Judge jails man for 18 months for passport fraud
Already faces death sentence in Kuwait
A Canadian citizen facing death in Kuwait after being convicted in absentia of murdering his wife received a much less severe penalty in Ottawa on Friday for passport fraud.
Faisal Farhan was sentenced to 18 months in jail after using fraudulent driver’s licences and birth certificates, disguises and photos of unidentified children to obtain seven passports he planned to use to abduct his son and daughter from the Middle Eastern country. He was also placed on probation for a year.
Ontario Court Justice Heather Perkins-McVey said she couldn’t consider the Kuwaiti court’s murder verdict that was partially based on a secret investigation and carried out without telling Farhan he was on trial.
She also didn’t consider surveillance camera evidence that showed Farhan may have tried to carry out his abduction plan when he allegedly travelled to Kuwait in December 2010. Canada does not have an extradition treaty with Kuwait.

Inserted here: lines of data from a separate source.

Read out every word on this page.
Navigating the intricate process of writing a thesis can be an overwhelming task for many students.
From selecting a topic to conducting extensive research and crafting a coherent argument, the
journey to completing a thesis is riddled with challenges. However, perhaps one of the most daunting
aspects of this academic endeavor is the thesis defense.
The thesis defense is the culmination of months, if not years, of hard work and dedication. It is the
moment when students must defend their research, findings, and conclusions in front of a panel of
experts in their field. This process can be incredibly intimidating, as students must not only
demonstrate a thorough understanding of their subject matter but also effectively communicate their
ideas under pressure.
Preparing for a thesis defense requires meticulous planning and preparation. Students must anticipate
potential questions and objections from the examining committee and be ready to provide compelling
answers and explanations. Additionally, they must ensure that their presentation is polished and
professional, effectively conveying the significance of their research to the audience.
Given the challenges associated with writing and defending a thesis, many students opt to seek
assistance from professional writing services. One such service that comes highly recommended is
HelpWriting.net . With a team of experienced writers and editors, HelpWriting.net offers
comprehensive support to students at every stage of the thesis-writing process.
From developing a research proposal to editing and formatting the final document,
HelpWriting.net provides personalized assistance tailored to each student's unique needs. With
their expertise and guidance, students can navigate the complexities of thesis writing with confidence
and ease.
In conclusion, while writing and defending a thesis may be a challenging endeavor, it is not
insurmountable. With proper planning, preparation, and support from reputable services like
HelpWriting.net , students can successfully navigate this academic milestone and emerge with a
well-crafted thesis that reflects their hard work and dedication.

Instead, Perkins-McVey focused on the international harm to the reputation of Canada’s passport and the need to send a message to others who might consider hatching such a sophisticated plan before sentencing Farhan.
Perkins-McVey said the 46-year-old’s fraudulent driver’s licenses, health cards and birth certificates were like a “stack of Russian dolls.”
“One fraudulent document was used to obtain the next,” said Perkins-McVey.
Farhan also lied to an Ottawa judge to gain sole custody of the children, even though a Kuwaiti court had already awarded their mother custody. The children, in Kuwait, were not supposed to travel.
Farhan told a probation officer that he committed the passport fraud during a time when he longed for the children. He now says he is sorry for what he called the “biggest mistake” of his life.
“The accused committed these offences not for monetary gain or for terrorism but because he was consumed with love for his children and he was concerned for their safety,” said Perkins- She found it particularly aggravating Farhan continued to lie to a Superior Court judge even after pleading guilty to the passport fraud, insisting that the children once lived with him when their aunt asked to have the Ontario custody order overturned.
Farhan, who suffers from Bell’s palsy and a suppressed immune system, had asked for a conditional sentence he could serve in the community, but Perkins-McVey concluded that wasn’t an appropriate punishment for the electrical and civil engineering graduate.